Other Benefits And Pitfalls
There are other benefits of going vegetarian that are not related to inflammation. Vegetarians and vegans are not much likely to be obese when compared to meat-eaters. Moreover, they are found to have low cholesterol and blood sugar levels. However, there are some potential pitfalls too. Vegans are found to have low levels of vitamin D and B12, fatty acids, and calcium. These minerals and vitamins are important to ensure bone health and decreased levels of fatty acids are linked to cardiovascular risks.
Vegans can also have high levels of homocysteine, which is an amino acid that is linked to heart problems. Therefore, it is important to supplement these vitamins and minerals if you are planning to go full-time vegan. Vegans should include omega 3 fatty acids to ensure heart health and to fight inflammation, zinc to improve immune response, iron to avoid anemia, selenium for thyroid health, calcium and vitamin D for bone health, and Vitamin B12 for energy.
No matter what the choice of your diet is, you need to consult with your doctor and get the help of a dietician to ensure a healthy intake of vitamins and minerals. This is especially important if you are planning to add supplements to your diet.
The Vegan Way Of Life
By following a vegan diet, you are not only avoiding meat but also avoiding all products that are made by exploiting animals. People planning to switch to vegan or vegetarian diets should add more vegetables, fruits, nuts, seeds, legumes, and whole grains to their diet, instead of having white rice, bread or pasta, that are just empty carbohydrates. Fruits, vegetables, and other healthy alternatives are rich in phytonutrients and phytochemicals. These include flavonoids, carotenoids, and antioxidants that can help decrease inflammation levels and offer protection to cells and tissues against oxidative damages.
Any plant-based food preparation can benefit from adding healthy oils, as they have anti-inflammatory benefits. For instance, using extra virgin oil in plant-based food preparation can help reduce inflammation and can have an effect similar to that of ibuprofen. However, it is advised to use the oil at low temperatures as high temperatures can damage the beneficial compounds that are present in the oil. These beneficial compounds are called polyphenols. Other than using the oil for baking and frying, you can use it in salad dressings and for tossing the pasta.
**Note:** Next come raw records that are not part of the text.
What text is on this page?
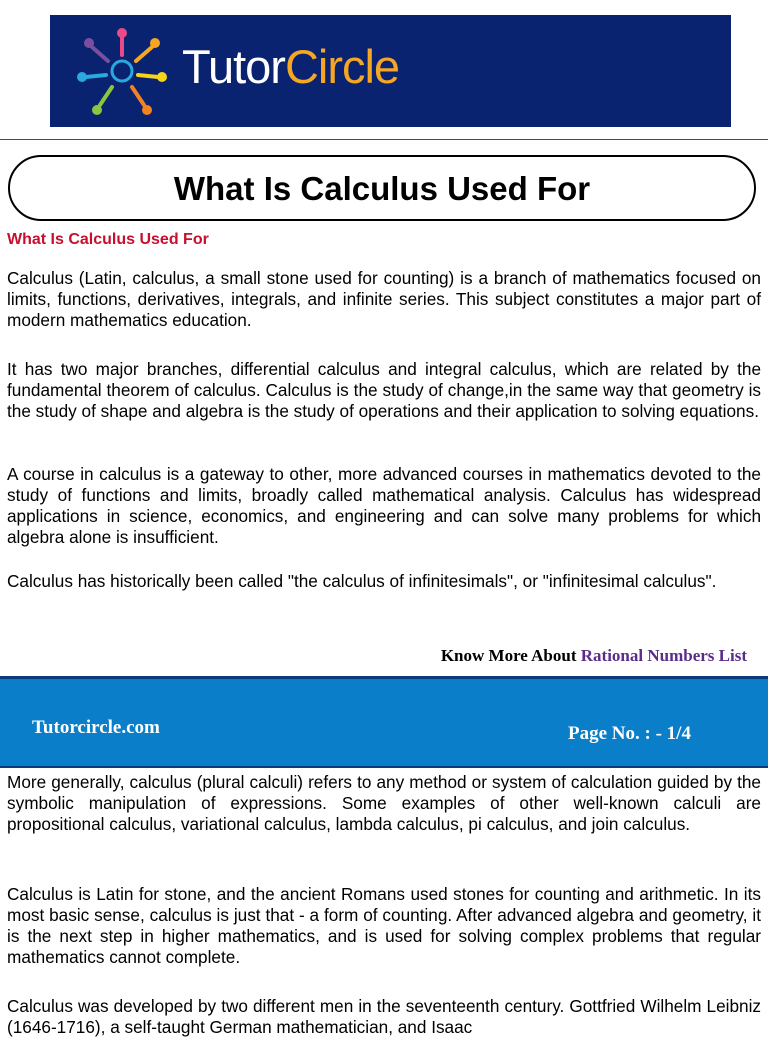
TutorCircle
What Is Calculus Used For
What Is Calculus Used For

Calculus (Latin, calculus, a small stone used for counting) is a branch of mathematics focused on limits, functions, derivatives, integrals, and infinite series. This subject constitutes a major part of modern mathematics education.

It has two major branches, differential calculus and integral calculus, which are related by the fundamental theorem of calculus. Calculus is the study of change,in the same way that geometry is the study of shape and algebra is the study of operations and their application to solving equations.

A course in calculus is a gateway to other, more advanced courses in mathematics devoted to the study of functions and limits, broadly called mathematical analysis. Calculus has widespread applications in science, economics, and engineering and can solve many problems for which algebra alone is insufficient.

Calculus has historically been called "the calculus of infinitesimals", or "infinitesimal calculus".

Know More About Rational Numbers List
Tutorcircle.com	Page No. : - 1/4

More generally, calculus (plural calculi) refers to any method or system of calculation guided by the symbolic manipulation of expressions. Some examples of other well-known calculi are propositional calculus, variational calculus, lambda calculus, pi calculus, and join calculus.

Calculus is Latin for stone, and the ancient Romans used stones for counting and arithmetic. In its most basic sense, calculus is just that - a form of counting. After advanced algebra and geometry, it is the next step in higher mathematics, and is used for solving complex problems that regular mathematics cannot complete.

Calculus was developed by two different men in the seventeenth century. Gottfried Wilhelm Leibniz (1646-1716), a self-taught German mathematician, and Isaac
If you are planning to switch to a vegan or vegetarian diet to control inflammation, you can start with a meatless day and then build-up to more meals that are meat-free. You may go vegan overnight, but it will be easy for you, both mentally and physically, to do it gradually, as avoiding meat can result in digestive changes, headaches, and cravings.
If you are finding it very difficult to avoid meat completely from your diet, you can make it a side dish, rather than the focus of your diet plan. You can serve it in small quantities or mix it with protein-rich plant-based food items like tempeh, soy, or seitan. If you are unable to have an “all or nothing” attitude about having plant-based diets, you can make certain days of the week or certain meals completely vegan and others mostly plant-based.